Fish return to Columbia, Snake rivers

? The numbers of salmon and steelhead heading up the Columbia River are well above average, including a record run of sockeye, biologists say.

Officials at NOAA Fisheries told the Tri-City Herald that the chinook run as of Tuesday was 326,176, or 140 percent above the 10-year average, while the sockeye run of 353,044 fish is a record. They credit favorable ocean conditions, improvement in habitat and hatchery practices, and work to improve fish passage at dams on the Columbia and Snake rivers.

The steelhead count at Bonneville Dam was 244 percent above the average, with 50,711 hatchery-raised and 22,497 wild steelhead. And biologists say returns of wild and hatchery salmon and steelhead appear promising for next year and beyond.

“The overall pattern looks good,” said John Ferguson, director of the fish ecology division at NOAA’s Northwest Fisheries Science Center in Seattle. “Our ocean survey is just one indicator, and we caught a lot of (juvenile) fish.

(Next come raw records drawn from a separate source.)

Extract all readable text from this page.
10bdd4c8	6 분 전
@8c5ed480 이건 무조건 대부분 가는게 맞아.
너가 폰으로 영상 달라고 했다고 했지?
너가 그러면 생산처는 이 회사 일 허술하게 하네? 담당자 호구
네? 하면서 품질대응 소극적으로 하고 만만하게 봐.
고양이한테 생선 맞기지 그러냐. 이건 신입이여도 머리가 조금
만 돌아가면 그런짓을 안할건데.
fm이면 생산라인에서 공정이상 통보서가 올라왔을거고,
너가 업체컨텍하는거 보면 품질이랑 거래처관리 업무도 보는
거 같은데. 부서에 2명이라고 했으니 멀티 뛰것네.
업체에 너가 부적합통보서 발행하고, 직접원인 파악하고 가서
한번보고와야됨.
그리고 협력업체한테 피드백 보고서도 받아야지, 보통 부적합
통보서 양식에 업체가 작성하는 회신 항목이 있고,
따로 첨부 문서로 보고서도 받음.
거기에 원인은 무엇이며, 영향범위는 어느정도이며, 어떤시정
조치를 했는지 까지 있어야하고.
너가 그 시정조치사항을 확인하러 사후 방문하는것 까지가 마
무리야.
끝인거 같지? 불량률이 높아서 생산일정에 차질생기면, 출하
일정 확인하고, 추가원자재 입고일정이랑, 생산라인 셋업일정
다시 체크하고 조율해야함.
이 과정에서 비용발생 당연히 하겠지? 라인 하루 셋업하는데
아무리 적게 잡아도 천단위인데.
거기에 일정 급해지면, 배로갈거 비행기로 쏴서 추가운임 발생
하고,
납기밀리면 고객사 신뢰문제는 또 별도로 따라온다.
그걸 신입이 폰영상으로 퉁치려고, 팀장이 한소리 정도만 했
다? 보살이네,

So overall we are looking for average to better than average returns in the future.”

NOAA Fisheries and managers of other federal agencies involved in the recovery of the 12 species of wild salmon and steelhead that are listed under the Endangered Species Act in the Columbia River Basin say they are encouraged by this year’s run, which follows two strong years.

Sockeye numbers have dwarfed expectations. The 10-year average at Bonneville, where counts have been made since 1938, is 87,675, and the previous record for a year was 237,748 in 1955.

“Huge. It’s amazing,” said Rock Peters, fish program manager for the Northwest Division of the Army Corps of Engineers.

Most of the run is headed to the upper Columbia River. Nearly all the Columbia River sockeye, which are not listed, come from Canada’s Osoyoos Lake.